WASHINGTON -- FBI Director James Comey used speech at Georgetown University on Thursday to comment on the contentious debate over race and criminal justice in America - a debate that has intensified in recent months following the killings of unarmed black men by police officers in Ferguson, Mo. and New York City, and the subsequent killing of two NYPD officers.
Comey said the United States is at a crossroads in how it approaches policing and race relations. He suggested both minority communities and law enforcement officials have to confront a series of "hard truths" to make progress in repairing the frayed bonds of trust between cops and the communities they serve.
He highlighted research showing that people in a majority-white society react differently to black people on a subconscious level.
"If we can't help our latent biases, we can help our behavior in response to those instinctive reactions, which is why we work to design system and processes to overcome that very human part of us all," he explained. "Although the research may be unsettling it is what we do next that matters most."
He suggested that, in areas where a majority of crime is committed by non-white residents, police officers can be conditioned to more closely scrutinize members of minority communities - a tactic some would label racial profiling. Comey described the practice as a "mental shortcut."
"The two young black men on one side of the street look like so many others the officer has locked up," Comey said. "Two young white men on the other side of the street - even in the same clothes - do not. The officer does not make the same sinister association about the two white guys, whether that officer is white or black."
"Those of us in law enforcement must double down on fixing biases," he added. "We must resist shortcuts and laziness."
He also offered a defense of law enforcement officers, though, saying most of them are not racists, and that they entered the police force to help the community, regardless of race.
"Racial bias isn't epidemic in law enforcement any more than it's epidemic in academia or the arts," he said. "In fact, I believe law enforcement overwhelmingly attracts people who want to do good for a living - people who risk their lives because they want to help other people."
"They don't sign up to be cops in New York or Chicago or [Los Angeles] to help white people or black people or Hispanic people or Asian people," he said. "They sign up because they want to help all people, and they do some of the hardest, most dangerous policing to protect communities of color."
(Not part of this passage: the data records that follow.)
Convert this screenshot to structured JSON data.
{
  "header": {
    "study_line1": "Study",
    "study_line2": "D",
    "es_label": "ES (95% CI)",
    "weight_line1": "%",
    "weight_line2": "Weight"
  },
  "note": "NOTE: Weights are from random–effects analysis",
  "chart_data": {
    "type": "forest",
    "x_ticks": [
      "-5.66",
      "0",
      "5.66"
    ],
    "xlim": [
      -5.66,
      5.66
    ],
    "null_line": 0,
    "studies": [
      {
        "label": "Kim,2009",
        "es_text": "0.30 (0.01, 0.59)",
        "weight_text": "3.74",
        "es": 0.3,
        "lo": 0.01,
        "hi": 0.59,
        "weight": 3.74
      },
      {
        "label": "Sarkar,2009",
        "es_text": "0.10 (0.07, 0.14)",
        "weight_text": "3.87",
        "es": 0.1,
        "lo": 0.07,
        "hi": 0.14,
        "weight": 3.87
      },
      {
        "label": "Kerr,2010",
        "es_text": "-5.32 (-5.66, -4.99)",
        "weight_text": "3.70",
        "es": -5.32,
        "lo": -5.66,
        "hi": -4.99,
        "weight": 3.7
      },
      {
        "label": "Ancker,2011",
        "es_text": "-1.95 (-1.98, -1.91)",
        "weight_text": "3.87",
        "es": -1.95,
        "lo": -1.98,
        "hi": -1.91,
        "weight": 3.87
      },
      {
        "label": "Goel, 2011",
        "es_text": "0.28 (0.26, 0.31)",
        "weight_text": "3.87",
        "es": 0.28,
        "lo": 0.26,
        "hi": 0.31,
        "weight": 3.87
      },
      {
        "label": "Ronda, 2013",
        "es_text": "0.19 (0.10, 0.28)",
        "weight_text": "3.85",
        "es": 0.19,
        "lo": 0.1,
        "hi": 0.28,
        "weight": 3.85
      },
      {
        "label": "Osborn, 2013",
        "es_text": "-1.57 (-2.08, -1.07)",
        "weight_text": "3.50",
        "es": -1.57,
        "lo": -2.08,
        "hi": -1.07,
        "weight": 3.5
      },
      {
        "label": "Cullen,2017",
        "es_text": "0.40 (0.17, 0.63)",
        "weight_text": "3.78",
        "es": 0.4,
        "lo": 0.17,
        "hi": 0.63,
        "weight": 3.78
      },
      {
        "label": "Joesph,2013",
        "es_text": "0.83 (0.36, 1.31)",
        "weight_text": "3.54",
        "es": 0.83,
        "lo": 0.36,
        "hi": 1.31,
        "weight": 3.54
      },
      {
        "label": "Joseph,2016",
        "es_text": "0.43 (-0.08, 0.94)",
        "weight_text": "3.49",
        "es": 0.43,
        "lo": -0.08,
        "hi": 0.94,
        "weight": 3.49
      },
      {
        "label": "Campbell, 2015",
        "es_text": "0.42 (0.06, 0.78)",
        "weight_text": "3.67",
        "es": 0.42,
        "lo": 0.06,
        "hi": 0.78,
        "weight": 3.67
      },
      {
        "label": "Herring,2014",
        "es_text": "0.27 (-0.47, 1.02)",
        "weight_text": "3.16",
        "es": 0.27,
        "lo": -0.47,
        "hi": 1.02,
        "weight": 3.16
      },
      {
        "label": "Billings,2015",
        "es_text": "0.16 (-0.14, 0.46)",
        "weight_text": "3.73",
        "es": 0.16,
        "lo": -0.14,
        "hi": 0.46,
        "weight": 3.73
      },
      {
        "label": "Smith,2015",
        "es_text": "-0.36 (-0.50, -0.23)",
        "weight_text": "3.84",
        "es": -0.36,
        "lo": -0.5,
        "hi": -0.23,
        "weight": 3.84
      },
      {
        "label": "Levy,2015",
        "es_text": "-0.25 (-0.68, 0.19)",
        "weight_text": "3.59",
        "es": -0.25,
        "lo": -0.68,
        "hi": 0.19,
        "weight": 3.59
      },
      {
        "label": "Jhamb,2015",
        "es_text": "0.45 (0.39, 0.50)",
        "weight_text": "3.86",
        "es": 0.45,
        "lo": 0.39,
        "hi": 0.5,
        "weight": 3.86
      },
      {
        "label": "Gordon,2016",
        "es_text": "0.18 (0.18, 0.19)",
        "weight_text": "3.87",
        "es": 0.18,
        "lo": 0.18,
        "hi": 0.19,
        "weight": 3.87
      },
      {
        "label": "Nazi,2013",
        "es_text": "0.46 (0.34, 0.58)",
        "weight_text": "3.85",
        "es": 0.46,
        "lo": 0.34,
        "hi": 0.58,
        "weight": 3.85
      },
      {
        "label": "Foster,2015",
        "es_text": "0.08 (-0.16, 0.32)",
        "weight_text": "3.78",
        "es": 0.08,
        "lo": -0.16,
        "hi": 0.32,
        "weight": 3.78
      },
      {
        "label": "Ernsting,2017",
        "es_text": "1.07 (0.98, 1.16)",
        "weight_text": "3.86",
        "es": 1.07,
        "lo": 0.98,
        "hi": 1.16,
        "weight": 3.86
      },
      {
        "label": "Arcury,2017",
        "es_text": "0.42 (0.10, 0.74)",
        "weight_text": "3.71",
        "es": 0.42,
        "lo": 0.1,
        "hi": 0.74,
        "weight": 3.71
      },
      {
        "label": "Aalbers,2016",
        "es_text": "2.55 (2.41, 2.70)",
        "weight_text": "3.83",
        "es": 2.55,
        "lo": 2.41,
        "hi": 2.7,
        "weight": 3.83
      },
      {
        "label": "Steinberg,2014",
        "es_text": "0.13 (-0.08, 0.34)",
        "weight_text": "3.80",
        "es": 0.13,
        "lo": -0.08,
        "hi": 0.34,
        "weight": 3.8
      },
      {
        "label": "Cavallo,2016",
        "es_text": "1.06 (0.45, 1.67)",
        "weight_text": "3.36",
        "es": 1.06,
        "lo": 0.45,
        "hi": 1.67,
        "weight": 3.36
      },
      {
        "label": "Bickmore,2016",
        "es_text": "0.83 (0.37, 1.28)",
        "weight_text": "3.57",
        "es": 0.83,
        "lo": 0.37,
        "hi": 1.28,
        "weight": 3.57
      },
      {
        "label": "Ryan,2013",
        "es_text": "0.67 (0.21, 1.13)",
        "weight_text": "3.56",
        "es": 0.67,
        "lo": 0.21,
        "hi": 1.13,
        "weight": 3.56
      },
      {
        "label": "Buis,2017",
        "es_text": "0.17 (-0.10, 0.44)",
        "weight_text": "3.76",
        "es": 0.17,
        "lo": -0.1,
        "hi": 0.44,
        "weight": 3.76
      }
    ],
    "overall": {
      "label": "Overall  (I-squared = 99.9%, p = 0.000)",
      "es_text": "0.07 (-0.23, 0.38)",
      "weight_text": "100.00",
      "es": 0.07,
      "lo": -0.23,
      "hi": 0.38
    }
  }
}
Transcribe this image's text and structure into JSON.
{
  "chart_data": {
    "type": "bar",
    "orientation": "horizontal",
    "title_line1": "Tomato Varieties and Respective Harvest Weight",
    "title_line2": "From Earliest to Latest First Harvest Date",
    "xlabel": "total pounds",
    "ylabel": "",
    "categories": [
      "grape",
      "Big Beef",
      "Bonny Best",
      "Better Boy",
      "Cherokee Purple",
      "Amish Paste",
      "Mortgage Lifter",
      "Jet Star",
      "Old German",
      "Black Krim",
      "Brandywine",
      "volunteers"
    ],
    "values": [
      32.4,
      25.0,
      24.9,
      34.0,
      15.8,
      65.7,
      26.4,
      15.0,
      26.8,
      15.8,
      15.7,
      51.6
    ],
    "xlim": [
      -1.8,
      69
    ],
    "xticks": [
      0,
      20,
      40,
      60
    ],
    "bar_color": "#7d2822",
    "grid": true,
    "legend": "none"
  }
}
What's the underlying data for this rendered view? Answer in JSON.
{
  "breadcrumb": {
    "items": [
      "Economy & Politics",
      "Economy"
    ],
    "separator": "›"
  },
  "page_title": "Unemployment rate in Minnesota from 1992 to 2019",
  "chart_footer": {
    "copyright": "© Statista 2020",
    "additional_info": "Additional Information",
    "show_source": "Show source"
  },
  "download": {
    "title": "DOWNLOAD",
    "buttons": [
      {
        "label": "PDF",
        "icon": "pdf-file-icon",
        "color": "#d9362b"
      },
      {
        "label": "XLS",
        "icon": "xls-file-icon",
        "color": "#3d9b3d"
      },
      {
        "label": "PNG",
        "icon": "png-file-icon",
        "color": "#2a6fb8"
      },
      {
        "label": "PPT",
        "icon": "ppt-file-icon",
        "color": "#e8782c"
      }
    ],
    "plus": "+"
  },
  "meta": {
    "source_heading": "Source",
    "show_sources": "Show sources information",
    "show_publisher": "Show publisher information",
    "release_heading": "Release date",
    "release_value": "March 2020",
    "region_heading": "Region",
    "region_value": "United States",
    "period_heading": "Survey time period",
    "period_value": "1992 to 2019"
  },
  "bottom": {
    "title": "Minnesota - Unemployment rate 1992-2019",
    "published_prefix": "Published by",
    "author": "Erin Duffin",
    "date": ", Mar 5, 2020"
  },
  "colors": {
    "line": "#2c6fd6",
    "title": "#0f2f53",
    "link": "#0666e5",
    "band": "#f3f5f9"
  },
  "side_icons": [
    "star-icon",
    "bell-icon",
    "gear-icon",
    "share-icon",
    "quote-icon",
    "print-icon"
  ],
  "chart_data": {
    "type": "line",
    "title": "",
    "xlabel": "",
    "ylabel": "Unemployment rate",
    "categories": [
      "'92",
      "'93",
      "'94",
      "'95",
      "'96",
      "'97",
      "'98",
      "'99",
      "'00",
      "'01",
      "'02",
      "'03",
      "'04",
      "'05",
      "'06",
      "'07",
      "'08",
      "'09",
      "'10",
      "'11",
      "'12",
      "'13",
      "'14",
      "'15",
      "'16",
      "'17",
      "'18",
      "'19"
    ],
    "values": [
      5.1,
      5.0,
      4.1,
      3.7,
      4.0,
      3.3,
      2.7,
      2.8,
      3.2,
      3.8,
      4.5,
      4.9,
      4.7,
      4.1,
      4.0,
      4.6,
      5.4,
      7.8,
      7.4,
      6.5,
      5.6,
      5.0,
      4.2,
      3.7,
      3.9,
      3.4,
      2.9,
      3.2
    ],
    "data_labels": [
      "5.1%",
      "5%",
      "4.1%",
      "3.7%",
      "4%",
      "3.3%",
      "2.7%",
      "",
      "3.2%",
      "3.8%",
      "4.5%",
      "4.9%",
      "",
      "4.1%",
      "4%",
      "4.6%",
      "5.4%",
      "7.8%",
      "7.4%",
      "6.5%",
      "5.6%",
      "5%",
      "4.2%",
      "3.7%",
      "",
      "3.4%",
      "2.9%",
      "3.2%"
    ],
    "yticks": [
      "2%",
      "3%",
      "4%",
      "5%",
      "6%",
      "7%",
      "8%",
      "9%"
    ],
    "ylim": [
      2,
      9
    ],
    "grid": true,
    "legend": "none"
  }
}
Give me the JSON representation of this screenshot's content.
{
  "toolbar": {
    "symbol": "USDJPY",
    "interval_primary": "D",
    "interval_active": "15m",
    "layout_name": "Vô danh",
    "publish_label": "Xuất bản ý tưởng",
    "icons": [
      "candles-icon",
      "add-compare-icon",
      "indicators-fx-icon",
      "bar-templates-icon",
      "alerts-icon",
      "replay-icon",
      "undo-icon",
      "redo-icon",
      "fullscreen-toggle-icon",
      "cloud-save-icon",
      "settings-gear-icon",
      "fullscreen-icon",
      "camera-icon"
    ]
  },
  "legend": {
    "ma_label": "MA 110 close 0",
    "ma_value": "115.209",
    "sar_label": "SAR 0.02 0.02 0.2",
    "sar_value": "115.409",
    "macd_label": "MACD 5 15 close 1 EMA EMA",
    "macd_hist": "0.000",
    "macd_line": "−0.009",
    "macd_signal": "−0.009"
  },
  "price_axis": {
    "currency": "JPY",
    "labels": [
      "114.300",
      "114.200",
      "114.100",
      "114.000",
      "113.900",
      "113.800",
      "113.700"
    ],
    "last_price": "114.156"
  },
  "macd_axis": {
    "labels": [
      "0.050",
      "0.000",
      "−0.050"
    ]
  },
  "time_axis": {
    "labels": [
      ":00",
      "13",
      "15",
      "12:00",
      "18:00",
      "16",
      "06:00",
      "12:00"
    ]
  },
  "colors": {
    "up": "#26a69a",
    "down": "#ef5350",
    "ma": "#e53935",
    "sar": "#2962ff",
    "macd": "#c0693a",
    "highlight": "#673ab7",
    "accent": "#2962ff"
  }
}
His comments marked the first time the FBI's top leader has opined so publicly and candidly on the subject of race and law enforcement.
Several other top law enforcement officials have also waded into that debate in recent months, but their efforts, more often than not, have engendered controversy. Both Attorney General Eric Holder and New York City Mayor Bill de Blasio commented on the deaths of Michael Brown in Ferguson and Eric Garner in New York City, but critics said their input unfairly maligned the law enforcement community.